To overcome this (and this is clearly a very basic non technical explanation!) we need to take a dose big enough to act as a "battering ram" against the cell walls so that enough of the dose pushes through the cell walls to the nuclei.
It's not an easy process to judge which is why a T3-only dose is referred to as "the last resort". Blood tests are no longer a guide for dosing, there are no tests to measure cellular T3 ( except post mortem!). That guide becomes signs and symptoms. Listening to your body is vital and reaching your therapeutic dose is, as I said above, a case of trial and error...
....but with knowledge and time it can make a huge difference
Some people may be successful with splitting the dose, after a very long time I discovered I need a single dose.

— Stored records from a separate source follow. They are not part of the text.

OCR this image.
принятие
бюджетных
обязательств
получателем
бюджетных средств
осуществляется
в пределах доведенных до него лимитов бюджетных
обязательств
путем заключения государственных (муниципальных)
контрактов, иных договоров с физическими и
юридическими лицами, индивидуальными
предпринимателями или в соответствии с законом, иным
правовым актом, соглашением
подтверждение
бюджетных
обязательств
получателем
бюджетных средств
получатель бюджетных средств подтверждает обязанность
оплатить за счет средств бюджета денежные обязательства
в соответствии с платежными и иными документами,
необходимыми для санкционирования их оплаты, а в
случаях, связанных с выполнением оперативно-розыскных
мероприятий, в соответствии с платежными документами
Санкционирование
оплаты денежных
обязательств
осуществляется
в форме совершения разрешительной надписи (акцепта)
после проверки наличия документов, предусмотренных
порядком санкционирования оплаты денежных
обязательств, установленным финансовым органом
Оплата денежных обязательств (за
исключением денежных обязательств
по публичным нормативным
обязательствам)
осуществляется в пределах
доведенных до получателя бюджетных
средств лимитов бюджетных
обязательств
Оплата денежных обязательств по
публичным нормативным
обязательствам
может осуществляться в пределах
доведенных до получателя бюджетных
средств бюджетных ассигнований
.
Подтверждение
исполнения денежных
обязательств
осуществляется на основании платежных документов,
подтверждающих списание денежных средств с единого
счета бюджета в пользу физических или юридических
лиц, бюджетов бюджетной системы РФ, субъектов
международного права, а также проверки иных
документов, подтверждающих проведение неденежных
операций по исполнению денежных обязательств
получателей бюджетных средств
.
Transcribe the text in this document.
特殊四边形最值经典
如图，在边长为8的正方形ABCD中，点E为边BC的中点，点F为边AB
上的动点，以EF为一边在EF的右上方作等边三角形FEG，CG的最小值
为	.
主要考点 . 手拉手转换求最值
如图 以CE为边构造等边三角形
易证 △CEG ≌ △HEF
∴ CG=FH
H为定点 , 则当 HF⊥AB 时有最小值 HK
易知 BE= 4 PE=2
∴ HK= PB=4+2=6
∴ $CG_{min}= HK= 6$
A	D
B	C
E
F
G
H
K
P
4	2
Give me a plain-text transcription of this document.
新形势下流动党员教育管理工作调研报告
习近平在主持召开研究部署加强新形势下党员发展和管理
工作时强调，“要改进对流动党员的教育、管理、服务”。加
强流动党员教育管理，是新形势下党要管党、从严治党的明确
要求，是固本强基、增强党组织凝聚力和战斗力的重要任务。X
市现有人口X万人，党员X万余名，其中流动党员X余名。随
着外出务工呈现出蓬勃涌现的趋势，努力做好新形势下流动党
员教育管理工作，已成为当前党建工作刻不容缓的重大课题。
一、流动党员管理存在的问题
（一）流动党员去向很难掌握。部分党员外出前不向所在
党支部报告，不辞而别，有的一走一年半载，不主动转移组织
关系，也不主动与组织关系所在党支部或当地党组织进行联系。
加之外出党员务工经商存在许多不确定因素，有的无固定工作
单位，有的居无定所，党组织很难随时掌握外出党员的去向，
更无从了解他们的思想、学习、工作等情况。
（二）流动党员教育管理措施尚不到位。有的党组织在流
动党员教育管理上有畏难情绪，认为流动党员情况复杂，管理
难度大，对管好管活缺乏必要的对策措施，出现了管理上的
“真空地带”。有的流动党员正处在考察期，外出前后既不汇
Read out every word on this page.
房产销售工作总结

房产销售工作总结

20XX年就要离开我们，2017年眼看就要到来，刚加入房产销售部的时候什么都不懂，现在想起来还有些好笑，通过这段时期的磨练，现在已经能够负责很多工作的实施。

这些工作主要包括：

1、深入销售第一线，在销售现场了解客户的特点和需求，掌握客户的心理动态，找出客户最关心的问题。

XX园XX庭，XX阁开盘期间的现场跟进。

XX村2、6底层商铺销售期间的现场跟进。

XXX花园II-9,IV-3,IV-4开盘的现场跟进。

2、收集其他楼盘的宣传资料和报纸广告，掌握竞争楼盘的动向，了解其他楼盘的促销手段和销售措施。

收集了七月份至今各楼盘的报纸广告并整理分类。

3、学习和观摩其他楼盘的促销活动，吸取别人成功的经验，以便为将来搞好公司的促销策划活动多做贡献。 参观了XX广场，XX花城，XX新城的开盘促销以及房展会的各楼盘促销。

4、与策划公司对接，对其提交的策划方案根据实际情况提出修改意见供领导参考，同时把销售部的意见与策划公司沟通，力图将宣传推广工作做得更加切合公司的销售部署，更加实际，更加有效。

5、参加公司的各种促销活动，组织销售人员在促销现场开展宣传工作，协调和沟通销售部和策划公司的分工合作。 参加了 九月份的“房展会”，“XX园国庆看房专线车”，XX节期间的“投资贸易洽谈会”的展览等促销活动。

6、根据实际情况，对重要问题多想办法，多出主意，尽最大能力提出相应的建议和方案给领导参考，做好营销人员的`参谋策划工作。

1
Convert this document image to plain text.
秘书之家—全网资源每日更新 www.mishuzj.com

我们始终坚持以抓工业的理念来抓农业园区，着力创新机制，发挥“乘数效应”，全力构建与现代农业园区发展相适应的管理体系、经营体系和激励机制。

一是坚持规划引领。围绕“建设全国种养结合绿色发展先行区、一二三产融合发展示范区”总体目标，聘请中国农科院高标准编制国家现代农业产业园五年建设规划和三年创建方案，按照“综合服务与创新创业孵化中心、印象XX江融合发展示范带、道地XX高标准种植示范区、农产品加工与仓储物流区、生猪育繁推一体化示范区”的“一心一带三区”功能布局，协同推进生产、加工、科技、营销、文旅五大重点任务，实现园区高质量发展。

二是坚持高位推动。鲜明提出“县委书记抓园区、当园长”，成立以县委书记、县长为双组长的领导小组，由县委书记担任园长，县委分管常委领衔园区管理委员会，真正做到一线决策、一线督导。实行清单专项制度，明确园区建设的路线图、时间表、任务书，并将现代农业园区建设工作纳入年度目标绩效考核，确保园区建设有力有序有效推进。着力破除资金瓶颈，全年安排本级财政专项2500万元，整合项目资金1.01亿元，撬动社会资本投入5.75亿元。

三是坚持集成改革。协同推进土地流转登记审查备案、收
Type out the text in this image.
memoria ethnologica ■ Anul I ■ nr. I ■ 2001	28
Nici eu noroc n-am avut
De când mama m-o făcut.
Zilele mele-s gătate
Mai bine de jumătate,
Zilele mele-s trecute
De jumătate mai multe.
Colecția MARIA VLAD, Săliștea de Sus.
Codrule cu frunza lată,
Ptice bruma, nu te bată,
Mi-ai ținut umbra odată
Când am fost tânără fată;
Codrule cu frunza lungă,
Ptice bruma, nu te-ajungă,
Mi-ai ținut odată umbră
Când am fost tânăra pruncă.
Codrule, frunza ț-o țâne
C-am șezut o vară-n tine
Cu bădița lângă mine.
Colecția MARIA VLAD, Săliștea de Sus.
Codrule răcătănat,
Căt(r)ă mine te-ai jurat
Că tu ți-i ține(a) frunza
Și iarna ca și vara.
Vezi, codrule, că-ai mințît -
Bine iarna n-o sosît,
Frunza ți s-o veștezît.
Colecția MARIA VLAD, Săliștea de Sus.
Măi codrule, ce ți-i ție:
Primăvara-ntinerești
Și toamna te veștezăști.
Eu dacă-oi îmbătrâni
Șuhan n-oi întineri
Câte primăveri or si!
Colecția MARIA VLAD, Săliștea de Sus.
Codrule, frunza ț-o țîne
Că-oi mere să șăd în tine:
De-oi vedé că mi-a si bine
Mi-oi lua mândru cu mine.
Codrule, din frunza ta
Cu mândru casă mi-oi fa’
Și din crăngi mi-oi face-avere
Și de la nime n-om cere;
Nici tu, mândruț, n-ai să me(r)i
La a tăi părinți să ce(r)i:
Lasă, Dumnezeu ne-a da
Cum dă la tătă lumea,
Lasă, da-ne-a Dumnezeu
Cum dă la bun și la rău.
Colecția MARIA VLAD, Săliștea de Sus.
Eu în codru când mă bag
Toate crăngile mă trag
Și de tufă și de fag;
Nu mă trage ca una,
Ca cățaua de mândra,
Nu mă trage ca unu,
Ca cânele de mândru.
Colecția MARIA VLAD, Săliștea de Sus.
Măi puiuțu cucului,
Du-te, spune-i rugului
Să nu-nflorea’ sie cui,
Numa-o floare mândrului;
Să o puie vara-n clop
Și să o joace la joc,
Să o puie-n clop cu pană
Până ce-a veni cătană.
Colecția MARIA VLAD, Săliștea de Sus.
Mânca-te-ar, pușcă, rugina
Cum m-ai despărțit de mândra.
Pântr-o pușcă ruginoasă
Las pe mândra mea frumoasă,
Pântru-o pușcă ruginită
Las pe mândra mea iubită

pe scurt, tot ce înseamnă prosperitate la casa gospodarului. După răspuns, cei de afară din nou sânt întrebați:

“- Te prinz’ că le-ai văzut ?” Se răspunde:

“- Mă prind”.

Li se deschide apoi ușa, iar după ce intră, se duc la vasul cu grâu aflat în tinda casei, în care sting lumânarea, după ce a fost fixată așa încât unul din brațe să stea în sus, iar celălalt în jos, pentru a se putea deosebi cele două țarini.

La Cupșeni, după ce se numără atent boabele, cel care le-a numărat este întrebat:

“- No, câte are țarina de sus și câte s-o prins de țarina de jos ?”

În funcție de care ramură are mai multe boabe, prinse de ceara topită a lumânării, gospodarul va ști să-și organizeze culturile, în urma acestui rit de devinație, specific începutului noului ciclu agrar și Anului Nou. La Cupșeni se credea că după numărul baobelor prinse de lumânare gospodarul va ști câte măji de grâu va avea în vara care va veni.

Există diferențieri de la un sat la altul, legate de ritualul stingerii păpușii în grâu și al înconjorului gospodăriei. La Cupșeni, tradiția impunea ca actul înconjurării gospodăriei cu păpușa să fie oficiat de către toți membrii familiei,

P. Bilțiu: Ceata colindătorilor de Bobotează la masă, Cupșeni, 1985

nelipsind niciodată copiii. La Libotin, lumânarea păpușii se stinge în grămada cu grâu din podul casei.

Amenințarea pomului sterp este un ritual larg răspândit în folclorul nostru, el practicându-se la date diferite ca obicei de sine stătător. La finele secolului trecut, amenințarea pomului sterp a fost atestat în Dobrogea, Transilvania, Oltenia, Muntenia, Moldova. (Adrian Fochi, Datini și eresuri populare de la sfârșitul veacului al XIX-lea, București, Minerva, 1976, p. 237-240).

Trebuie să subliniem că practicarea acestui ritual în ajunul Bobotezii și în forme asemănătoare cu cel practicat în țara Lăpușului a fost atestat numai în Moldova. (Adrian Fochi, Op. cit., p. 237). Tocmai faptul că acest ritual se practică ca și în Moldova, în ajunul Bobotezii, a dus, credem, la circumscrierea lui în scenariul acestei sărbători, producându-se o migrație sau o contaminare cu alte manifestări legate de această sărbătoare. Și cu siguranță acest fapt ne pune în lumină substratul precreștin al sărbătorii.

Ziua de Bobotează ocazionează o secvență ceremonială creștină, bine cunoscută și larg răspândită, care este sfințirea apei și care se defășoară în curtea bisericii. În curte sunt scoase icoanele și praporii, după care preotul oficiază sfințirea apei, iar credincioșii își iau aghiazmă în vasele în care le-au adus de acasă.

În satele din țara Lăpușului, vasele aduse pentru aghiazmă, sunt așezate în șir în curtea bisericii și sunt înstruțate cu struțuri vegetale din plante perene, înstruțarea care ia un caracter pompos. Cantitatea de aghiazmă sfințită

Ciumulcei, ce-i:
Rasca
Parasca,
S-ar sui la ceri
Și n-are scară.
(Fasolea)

i would start by asking for a trial on 10mcg ( they accept the idea of a trial because somehow it leaves them holding the reins). Take that as 2 doses of 5mcg and see how that works....for a start. You need to work one slow step at a time
You are clearly undermedicated and need more replacement hormone but whether your endo ķnows enough about T3 to achieve this is another question...you need to learn and be in control as you increase your dose.
The CFS/ ME diagnoses are syndromes( collections of unexplained symptoms) they are not diseases as such....and are very possibly red herrings. Been there, got the T-shirt and done years of suffering at the hands of medics who were flying by the seat of their pants. Arriving here possibly saved my life!
You have room to increase your dose....T3 is no more dangerous than any other medication if used correctly for the individual. It is surrounded by scaremongering tales of heart, bone and other problems....science proves this is not true. My experience, and that of others, has also proved this.
We need the amount of T3 that our body needs....not a mcg more! Most people don't need to take it at all but some of us, depending on how the body processes it, need a lot.
You sit in there somewhere and you won't find out where until you feel confident enough to titrate your dose according to how you feel....not according to what works for other people or what a doctor sees on their computer screen!!
It might help to read this ebook available on Amazon for £3.56 or free if you have Amazon Prime. It is called "Impaired Sensitivity to Thyroid Hormone (Thyroid Hormone Resistance)" by Hugh A Hamilton
I suggest you look at Paul Robinsons three books which are available on Amazon. The Thyroid Patients Manual, Recovering with T3 and The CT3M Handbook. Very helpful when increasing T3 and understanding signs and symptoms.
I am T3 only and on 75mcg daily split into 3 doses am early, 11 am and 3pm. You have to work it out.